The Age of Brain Passes.

The war was a blessing to Germany. In cutting out the old military system it gave wider opportunity for manufacturing. Young men, instead of spending their days in military training, went into business, and things boomed.

The war had caused a great outcry against German-made goods, yet when peace came and dropped the barriers, the manufactures of Germany began to flood the world.

Germany's indemnity of L1,000,000,000 could only be paid from its manufactures, so the Allied nations took every opportunity to see that those goods got into circulation.

Though British, Russian and French merchants during the war had tried to "kill German trade," as money was urgently required the Allies had to let it live, and see that it had a vigorous life in order to get their indemnity without delay. That was why Australia, as well as other parts of the British Empire, was advised to lift tariff restrictions on German goods. It was an extraordinary request, and later on was to have a world-wide effect.

I remembered a remark Nap once made to me during one of our yarns whilst waiting behind the fighting lines on the Aisne for the dawn to call us into the air.

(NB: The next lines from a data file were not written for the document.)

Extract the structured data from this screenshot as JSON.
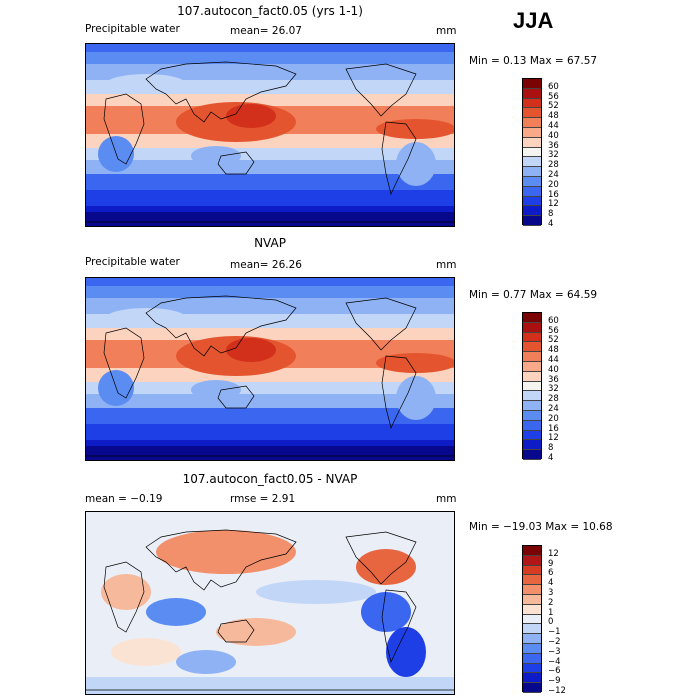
{
  "season": "JJA",
  "palette_abs": [
    "#08088c",
    "#0d1cc6",
    "#1f3fe6",
    "#3a66f0",
    "#5b8cf2",
    "#8fb2f4",
    "#c2d6f7",
    "#f4f4f0",
    "#fbd3bf",
    "#f7a98a",
    "#f17f59",
    "#e4552f",
    "#d2301a",
    "#aa1010",
    "#7a0404"
  ],
  "palette_diff": [
    "#08088c",
    "#0d1cc6",
    "#1f3fe6",
    "#3a66f0",
    "#5b8cf2",
    "#8fb2f4",
    "#c2d6f7",
    "#eaeff7",
    "#fbe3d4",
    "#f7b99c",
    "#f2906c",
    "#e8663f",
    "#d63c22",
    "#b01616",
    "#7a0404"
  ],
  "panels": [
    {
      "title": "107.autocon_fact0.05 (yrs 1-1)",
      "left_label": "Precipitable water",
      "center_label": "mean=  26.07",
      "units": "mm",
      "minmax": "Min =   0.13 Max =  67.57",
      "colorbar_ticks": [
        "60",
        "56",
        "52",
        "48",
        "44",
        "40",
        "36",
        "32",
        "28",
        "24",
        "20",
        "16",
        "12",
        "8",
        "4"
      ]
    },
    {
      "title": "NVAP",
      "left_label": "Precipitable water",
      "center_label": "mean=  26.26",
      "units": "mm",
      "minmax": "Min =   0.77 Max =  64.59",
      "colorbar_ticks": [
        "60",
        "56",
        "52",
        "48",
        "44",
        "40",
        "36",
        "32",
        "28",
        "24",
        "20",
        "16",
        "12",
        "8",
        "4"
      ]
    },
    {
      "title": "107.autocon_fact0.05 - NVAP",
      "left_label": "mean =  −0.19",
      "center_label": "rmse =   2.91",
      "units": "mm",
      "minmax": "Min = −19.03 Max =  10.68",
      "colorbar_ticks": [
        "12",
        "9",
        "6",
        "4",
        "3",
        "2",
        "1",
        "0",
        "−1",
        "−2",
        "−3",
        "−4",
        "−6",
        "−9",
        "−12"
      ]
    }
  ]
}
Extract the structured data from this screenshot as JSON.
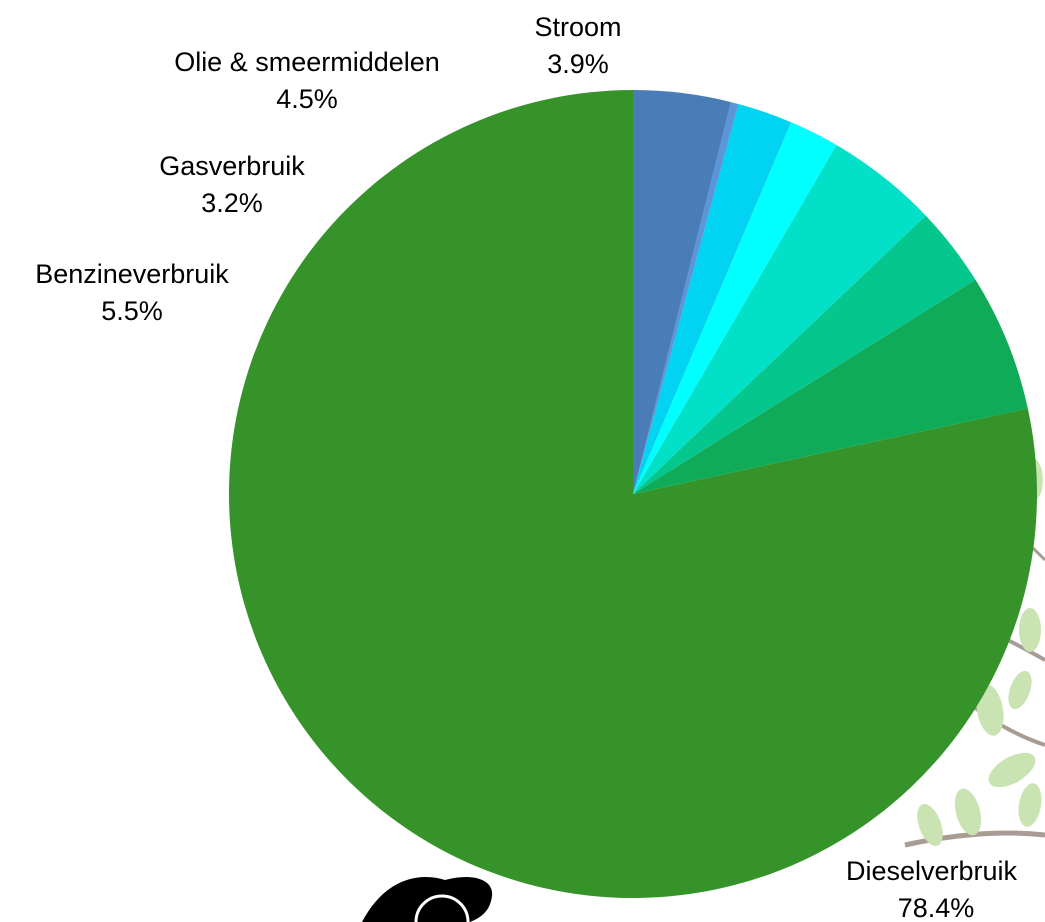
{
  "chart_data": {
    "type": "pie",
    "title": "",
    "start": "top",
    "direction": "counterclockwise",
    "categories": [
      "Dieselverbruik",
      "Benzineverbruik",
      "Gasverbruik",
      "Olie & smeermiddelen",
      "",
      "",
      "",
      "Stroom"
    ],
    "values": [
      78.4,
      5.5,
      3.2,
      4.5,
      2.0,
      2.2,
      0.3,
      3.9
    ],
    "value_labels": [
      "78.4%",
      "5.5%",
      "3.2%",
      "4.5%",
      "",
      "",
      "",
      "3.9%"
    ],
    "colors": [
      "#35932a",
      "#10ab58",
      "#05c78e",
      "#02e0c8",
      "#00ffff",
      "#00d4f2",
      "#5a96d8",
      "#4a7db8"
    ]
  },
  "decoration": {
    "background_art": [
      "leafy-branch-illustration",
      "black-blob-illustration"
    ],
    "colors": {
      "leaf_light": "#c9e3b3",
      "leaf_dark": "#6fae3f",
      "branch": "#a89c94"
    }
  }
}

"It's blamed hard," he said, "to have this war in our life time. It's going to throw the world back thirty years, and thirty years in a fellow's life is a mighty big hunk. This war had to come. The world had been moving too quickly during the last ten years, which saw wireless, flying, radium, and other marvellous stunts—in fact, the world had rushed ahead so swiftly that it had to pull up to take breath. This war is giving the earth breathing space, but it's going to take thirty years to clear up the mess, wipe the stains away and patch mankind up physically and mentally."

But time proved that Nap, like all the other gloomy prophets of bad times, was wrong. The war speeded up things. Men, flushed with the activity of the battlefield, came back quick-witted. Country louts and city boys, who had been taken in hand and trained to physical perfection for the battlefield, came back in twelve months—men.

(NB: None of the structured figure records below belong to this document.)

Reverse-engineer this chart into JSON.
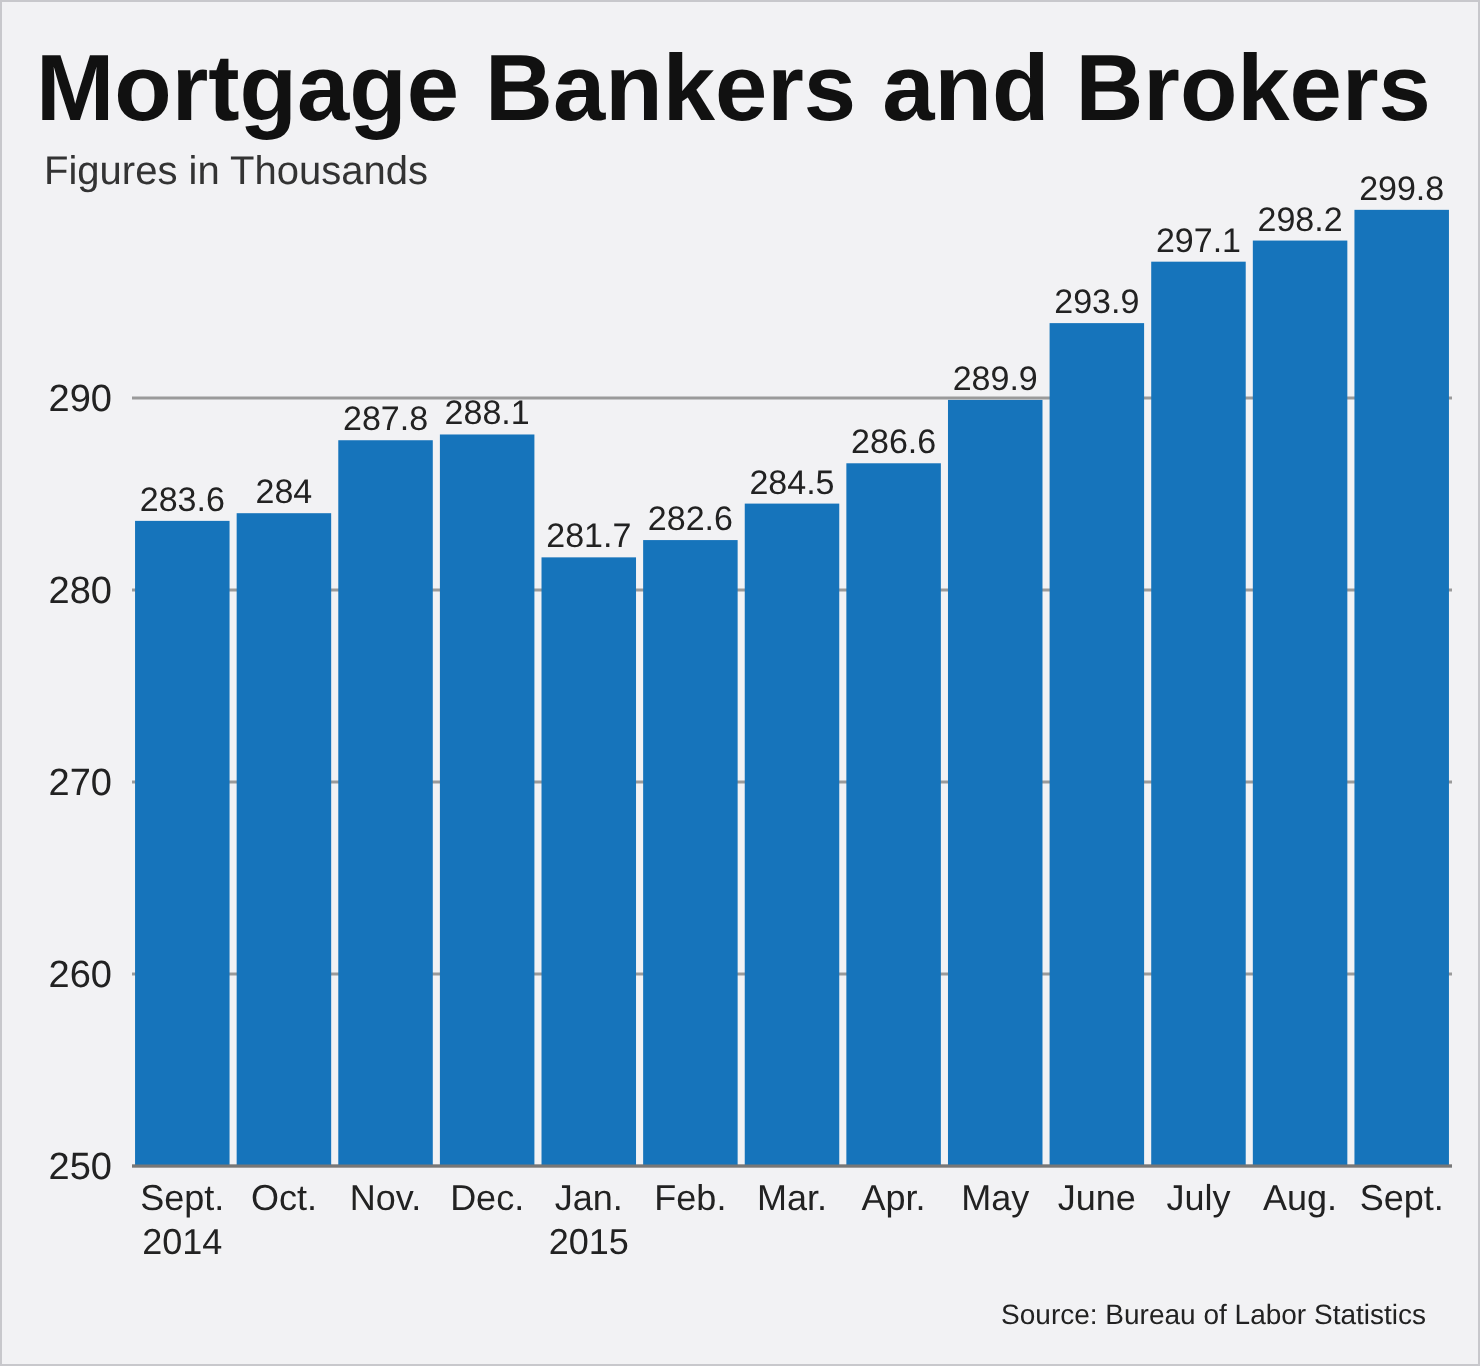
{
  "chart_data": {
    "type": "bar",
    "title": "Mortgage Bankers and Brokers",
    "subtitle": "Figures in Thousands",
    "categories": [
      "Sept.\n2014",
      "Oct.",
      "Nov.",
      "Dec.",
      "Jan.\n2015",
      "Feb.",
      "Mar.",
      "Apr.",
      "May",
      "June",
      "July",
      "Aug.",
      "Sept."
    ],
    "values": [
      283.6,
      284,
      287.8,
      288.1,
      281.7,
      282.6,
      284.5,
      286.6,
      289.9,
      293.9,
      297.1,
      298.2,
      299.8
    ],
    "color": "#1674bb",
    "ylim": [
      250,
      300
    ],
    "yticks": [
      250,
      260,
      270,
      280,
      290
    ],
    "grid": "y",
    "data_labels": true,
    "annotations": [
      "Source: Bureau of Labor Statistics"
    ]
  }
}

There was prosperity everywhere. All Western Europe, with the exception of Belgium had declared for Socialism. The Humanist (Socialist) trend of things made high wages for the workers everywhere. But the capitalists were being hit hard. Their factory profits were dwindling away under Humanist rule, and as each one went under, the Government would take over his business. Great estates were taxed and super-taxed, till the owners had to relinquish them.

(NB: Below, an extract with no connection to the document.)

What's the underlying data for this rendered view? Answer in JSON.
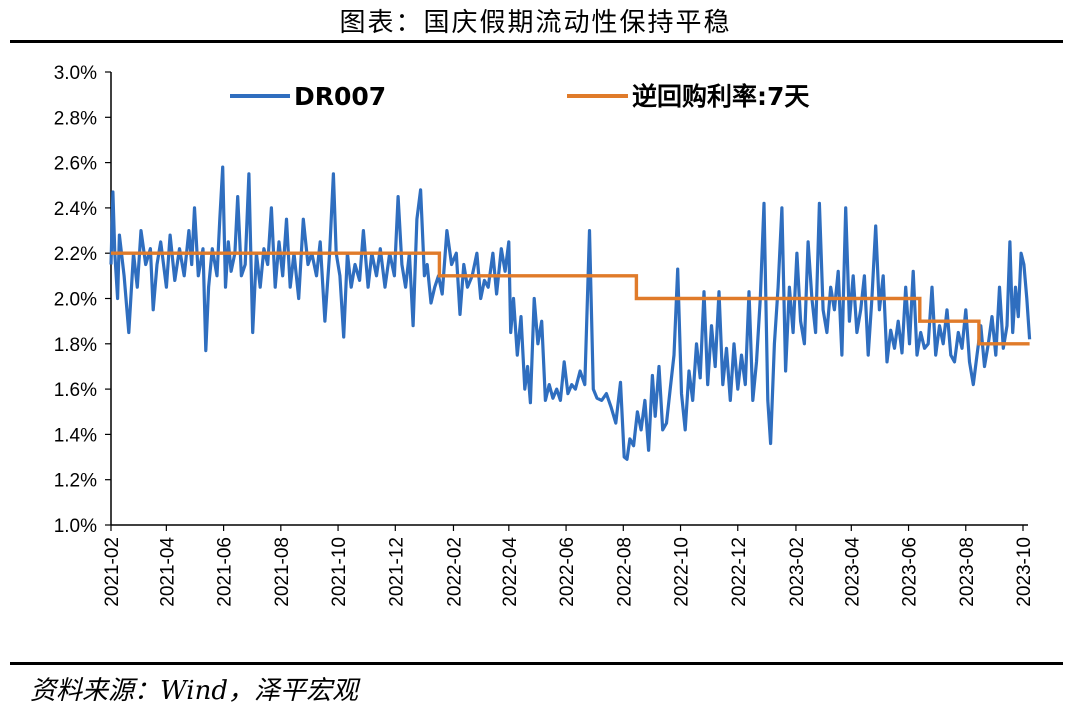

The Socialistic ideal of "all sharing the wealth of the wealthy" was rapidly approaching, but bringing with it a social cataclysm.

There was no doubt of that. It was being hastened by the lessened output of the workers. The ca-canny system ruled everywhere. With good pay for little work there was no incentive to excel, and from "little work" to "no work" was an easy step for many, as under the Humanist rule the unemployed were also paid.

The people were rapidly losing self-respect. With their false idea of equality, discipline was difficult to maintain, and lawlessness was rife.

People were so sick of war that in most of the nations disarmament was an easy matter. Even the German Navy, that was passed over to the Allied nations at the termination of the war rapidly deteriorated from lack of discipline and reduced votes for upkeep.